Conseguiu dar os primeiros passos e seguiu a enfermeira.

— Rapaz de sorte! — comentou o senhor de cabelos brancos.

— É verdade — Astor falou, mas mal conseguia pensar em outra coisa. — O senhor está acompanhando?

— Não. Minha esposa está aí. Sei que parece estranho, um homem da minha idade na maternidade, mas é a vida… — Ele abriu o coração e foi mais fundo: — Aos 40 anos, ela nunca teve filhos. Eu a encontrei no dia em que ela abandonou o convento. Naquela carona, nos apaixonamos e depois nos casamos. A meu ver, a gestação aconteceu por descuido. Segundo ela, por intervenção divina.

Riam quando a mesma enfermeira reapareceu.

— Senhor Rodrigues! — Ele se pôs de pé. — Parabéns! São três meninos saudáveis. O senhor pode vê-los se quiser.

Ele olhou para Astor, sorrindo.

— É, ainda sou bom em fazer menino.

E ele acompanhou a enfermeira.

Por algum tempo, Astor aguardou sem ter qualquer notícia, até que a moça reapareceu.

— Senhor Astor! — Ele estava diante dela. — Parabéns! Veio com saúde e força.

— É menino ou menina? — Havia angústia na pergunta.

— Sua esposa pediu para não avisá-lo.
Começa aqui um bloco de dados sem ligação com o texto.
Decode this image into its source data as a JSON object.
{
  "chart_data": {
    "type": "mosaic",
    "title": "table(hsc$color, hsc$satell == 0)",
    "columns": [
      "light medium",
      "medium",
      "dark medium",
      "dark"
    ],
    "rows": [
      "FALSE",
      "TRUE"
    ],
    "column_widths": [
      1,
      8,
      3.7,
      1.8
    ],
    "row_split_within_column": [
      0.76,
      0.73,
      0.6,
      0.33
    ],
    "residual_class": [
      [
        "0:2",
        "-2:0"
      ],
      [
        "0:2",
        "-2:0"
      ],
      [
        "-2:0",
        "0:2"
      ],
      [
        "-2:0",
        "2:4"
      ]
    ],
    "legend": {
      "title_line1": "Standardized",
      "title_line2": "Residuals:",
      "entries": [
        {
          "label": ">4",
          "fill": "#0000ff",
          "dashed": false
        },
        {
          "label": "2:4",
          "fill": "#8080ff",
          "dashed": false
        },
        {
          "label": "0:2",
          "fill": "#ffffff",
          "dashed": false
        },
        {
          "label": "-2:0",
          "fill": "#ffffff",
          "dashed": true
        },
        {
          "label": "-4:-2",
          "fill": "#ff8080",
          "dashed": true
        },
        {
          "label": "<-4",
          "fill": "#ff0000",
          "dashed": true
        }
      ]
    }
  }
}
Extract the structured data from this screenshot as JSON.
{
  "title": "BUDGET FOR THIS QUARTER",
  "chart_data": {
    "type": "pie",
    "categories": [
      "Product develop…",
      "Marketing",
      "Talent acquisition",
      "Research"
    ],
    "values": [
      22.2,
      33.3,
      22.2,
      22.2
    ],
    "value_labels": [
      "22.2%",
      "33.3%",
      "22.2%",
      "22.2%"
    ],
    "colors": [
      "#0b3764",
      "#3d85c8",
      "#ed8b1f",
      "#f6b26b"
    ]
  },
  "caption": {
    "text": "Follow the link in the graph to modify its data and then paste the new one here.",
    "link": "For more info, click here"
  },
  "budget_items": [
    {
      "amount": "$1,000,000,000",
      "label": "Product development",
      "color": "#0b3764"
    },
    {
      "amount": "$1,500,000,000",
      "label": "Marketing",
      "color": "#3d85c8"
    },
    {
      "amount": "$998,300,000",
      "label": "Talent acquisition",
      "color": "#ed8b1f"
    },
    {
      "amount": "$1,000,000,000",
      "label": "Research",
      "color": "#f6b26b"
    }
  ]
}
Por favor, me acompanhe.

Foram os 25 metros mais longos da vida de Astor, mas todo esse sentimento se desfez quando viu Margareth e a criança. Chorando, foi ao encontro dos dois.
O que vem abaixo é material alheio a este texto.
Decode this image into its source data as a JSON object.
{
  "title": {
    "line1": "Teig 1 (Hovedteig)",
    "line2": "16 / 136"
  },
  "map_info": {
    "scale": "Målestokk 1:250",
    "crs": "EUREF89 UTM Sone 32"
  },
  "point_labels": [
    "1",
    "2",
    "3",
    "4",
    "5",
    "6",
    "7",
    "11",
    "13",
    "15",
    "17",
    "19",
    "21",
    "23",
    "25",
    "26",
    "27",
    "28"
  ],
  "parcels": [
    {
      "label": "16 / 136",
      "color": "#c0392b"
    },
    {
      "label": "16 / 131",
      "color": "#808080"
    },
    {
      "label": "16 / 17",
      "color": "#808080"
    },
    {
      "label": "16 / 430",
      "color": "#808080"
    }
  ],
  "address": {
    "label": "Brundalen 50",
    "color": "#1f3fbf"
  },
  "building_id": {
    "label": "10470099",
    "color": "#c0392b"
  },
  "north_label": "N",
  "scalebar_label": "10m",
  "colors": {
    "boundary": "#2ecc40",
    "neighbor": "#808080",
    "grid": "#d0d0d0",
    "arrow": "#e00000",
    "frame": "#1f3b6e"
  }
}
— Amo vocês! Amo vocês! — E a beijou. — E quem você trouxe pra mim?

— É um lindo rapazinho, papai. Um lindo rapazinho!

Choravam e riam juntos.

— Você é bem-aventurada, Margareth.

— Somos, Astor. Nós somos!

A enfermeira entrou, avisando:

— Agora precisam descansar, papai.

Ele a abraçou.

— Estarei aguardando.

E desceu para dar a notícia. Abraçou o pai e a mãe quando gritou:

— É um menino!

Familiares e parentes o felicitaram. A mãe o beijou, o pai apertou suas mãos. Seus irmãos e irmãs diziam coisas como: “Bem-vindo ao time!”, “Mais um primo!”, “Já marca o futebol!”. Os parentes falavam diferente: “Mais um neto para mimar, Teodoro!” e riam; “Mais um pra correr atrás, Lucrécia!”, “Eu não aguento tanta meninada!”, “Ao menos menino homem gasta menos.”, “Tô com fome!”, “Comida e bebida na casa de Lucrécia e Teodoro!”.

Do hospital o comboio seguiu para a casa de Astor. Ali improvisaram uma comemoração.